More recently, new experimental platforms were developed to measure instability growth at the interface between the ablator and the inner layer of cryogenically cooled DT; this can potentially become unstable due to RT instability leading to ablator-fuel mix. To address this, the HGR platform was extended to include DT layers in order to perform instability measurements at the ablator–ice interface in the acceleration phase of implosions. In the deceleration phase, complementary “self-emission” and “self-backlighting” platforms were developed to measure asymmetries and perturbations near peak compression.

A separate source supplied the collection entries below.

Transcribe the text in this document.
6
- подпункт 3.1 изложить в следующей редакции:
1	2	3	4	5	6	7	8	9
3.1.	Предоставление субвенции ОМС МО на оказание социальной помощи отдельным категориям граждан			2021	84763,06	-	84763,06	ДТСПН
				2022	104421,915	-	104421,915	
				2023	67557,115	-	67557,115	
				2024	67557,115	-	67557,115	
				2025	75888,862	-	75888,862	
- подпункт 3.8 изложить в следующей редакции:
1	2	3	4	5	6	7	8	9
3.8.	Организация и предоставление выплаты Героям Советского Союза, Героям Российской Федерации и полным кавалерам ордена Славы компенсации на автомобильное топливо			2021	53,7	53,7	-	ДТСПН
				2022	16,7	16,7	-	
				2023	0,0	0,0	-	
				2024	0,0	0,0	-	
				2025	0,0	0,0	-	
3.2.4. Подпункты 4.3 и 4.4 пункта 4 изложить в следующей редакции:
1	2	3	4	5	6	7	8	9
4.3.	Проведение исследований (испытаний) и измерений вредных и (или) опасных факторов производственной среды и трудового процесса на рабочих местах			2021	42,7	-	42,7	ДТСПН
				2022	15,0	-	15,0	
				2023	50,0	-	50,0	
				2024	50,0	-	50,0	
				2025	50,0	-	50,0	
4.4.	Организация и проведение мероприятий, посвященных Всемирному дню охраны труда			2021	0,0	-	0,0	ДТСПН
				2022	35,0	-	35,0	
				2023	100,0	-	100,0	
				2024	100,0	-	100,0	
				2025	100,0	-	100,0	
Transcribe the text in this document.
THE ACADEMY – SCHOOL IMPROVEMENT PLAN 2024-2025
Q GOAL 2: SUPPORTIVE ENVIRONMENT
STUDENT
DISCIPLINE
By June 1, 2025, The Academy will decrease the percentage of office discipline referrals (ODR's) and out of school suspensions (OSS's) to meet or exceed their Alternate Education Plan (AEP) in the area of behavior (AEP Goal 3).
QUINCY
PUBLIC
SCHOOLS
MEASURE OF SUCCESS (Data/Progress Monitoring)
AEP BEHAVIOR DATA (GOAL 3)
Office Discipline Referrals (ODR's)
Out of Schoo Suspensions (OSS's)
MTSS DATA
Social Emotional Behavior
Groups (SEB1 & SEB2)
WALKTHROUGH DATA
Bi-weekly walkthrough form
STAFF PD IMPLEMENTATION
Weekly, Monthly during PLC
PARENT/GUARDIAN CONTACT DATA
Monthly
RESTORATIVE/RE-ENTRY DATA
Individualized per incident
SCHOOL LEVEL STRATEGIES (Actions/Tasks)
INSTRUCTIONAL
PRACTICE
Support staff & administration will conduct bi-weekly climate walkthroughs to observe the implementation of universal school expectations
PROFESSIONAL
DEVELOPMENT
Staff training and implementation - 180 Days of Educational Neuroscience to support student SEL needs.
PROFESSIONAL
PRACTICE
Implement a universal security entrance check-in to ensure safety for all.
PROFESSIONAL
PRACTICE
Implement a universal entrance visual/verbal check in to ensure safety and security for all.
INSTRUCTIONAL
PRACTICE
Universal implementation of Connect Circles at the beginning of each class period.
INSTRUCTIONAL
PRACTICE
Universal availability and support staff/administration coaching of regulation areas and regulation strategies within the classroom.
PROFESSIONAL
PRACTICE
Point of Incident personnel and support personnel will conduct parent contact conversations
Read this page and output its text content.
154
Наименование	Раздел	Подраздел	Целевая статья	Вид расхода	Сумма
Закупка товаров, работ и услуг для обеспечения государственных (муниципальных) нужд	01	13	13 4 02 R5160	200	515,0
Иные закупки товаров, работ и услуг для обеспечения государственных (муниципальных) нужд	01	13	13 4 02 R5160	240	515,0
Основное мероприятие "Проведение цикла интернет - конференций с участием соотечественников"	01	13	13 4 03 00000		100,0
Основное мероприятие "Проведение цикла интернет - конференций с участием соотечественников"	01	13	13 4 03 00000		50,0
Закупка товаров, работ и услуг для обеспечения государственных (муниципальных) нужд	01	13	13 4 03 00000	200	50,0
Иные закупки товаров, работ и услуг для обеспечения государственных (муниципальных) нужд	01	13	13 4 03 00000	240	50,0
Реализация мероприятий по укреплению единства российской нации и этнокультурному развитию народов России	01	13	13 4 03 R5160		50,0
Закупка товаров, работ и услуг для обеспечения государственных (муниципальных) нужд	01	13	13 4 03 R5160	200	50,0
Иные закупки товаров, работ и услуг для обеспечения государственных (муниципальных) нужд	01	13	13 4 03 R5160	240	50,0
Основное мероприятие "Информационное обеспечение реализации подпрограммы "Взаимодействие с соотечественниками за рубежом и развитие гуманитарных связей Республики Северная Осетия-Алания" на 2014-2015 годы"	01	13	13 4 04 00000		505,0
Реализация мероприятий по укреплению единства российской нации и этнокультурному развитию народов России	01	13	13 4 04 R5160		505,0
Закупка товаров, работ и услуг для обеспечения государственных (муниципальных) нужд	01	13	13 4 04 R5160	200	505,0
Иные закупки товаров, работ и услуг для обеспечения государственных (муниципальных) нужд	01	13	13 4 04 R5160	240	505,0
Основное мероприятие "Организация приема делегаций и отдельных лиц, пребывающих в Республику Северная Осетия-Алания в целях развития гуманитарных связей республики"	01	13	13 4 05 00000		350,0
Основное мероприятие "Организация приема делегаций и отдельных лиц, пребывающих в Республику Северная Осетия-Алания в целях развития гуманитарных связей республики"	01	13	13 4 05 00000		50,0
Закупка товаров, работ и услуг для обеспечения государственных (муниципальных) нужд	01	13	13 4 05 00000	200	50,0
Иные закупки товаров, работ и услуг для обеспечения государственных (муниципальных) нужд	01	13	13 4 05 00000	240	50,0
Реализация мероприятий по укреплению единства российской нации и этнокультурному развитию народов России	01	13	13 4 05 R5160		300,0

Smalyuk, the lead author of the Plasma Physics and Controlled Fusion paper, said the studies showed that the combination of high hydrodynamic instability growth and the rapid convergence of fusion fuel toward the hot spot has been a major factor in NIF’s inability to reach ignition.
One recently discovered challenge, for example, is the presence of bright spots called “meteors” in the hot spot. The meteors, which can cool the implosion, may be caused by target capsule material being injected deep into the hot spot. This could be due to small-scale defects on the capsule surface as well as crystalline “microstructures” in the capsule layers that can seed further perturbation growth. Researchers are investigating ways to improve capsule performance through new fabrication techniques and innovative, more stable capsule designs.
In addition, Smalyuk said, “we have other ways to support the capsule without the tent. We have to be smarter in how we design our experiments. Being more aggressive, strongly stabilizing instability, reducing initial perturbations is a way to go,” he said. “That’s what we’re pushing in the current campaign.”
Smalyuk was joined on the paper, “Review of hydrodynamic instability experiments in inertially confined fusion implosions on the National Ignition Facility,” by LLNL colleagues Chris Weber, Nino Landen, Suzanne Ali, Benjamin Bachmann, Peter Celliers, Eddie Dewald, Ayala Fernandez, Bruce Hammel, Gareth Hall, Andrew MacPhee, Louisa Pickworth, Harry Robey, Kevin Baker, Laura Berzak Hopkins, Dan Casey, Dan Clark, Laurent Divol, Tilo Döppner, John Edwards, Sean Felker, John Field, Steve Haan, Alex Hamza, Mark Herrmann, Warren Hsing, Shahab Khan, Jeremy Kroll, Sebastien LePape, Bruce MacGowan, David Martinez, Laurent Masse, Jose Milovich, Alastair Moore, Abbas Nikroo, Arthur Pak, Prav Patel, Luc Peterson, Kumar Raman, Bruce Remington, and Michael Stadermann along with Lane Carlson, Emmanuel Alfonso, Jay Crippen, Mike Farrell, Martin Havre, M. P. Mauldin, Neal Rice, and Michael Schoff of General Atomics and John Kline and Eric Loomis of Los Alamos National Laboratory.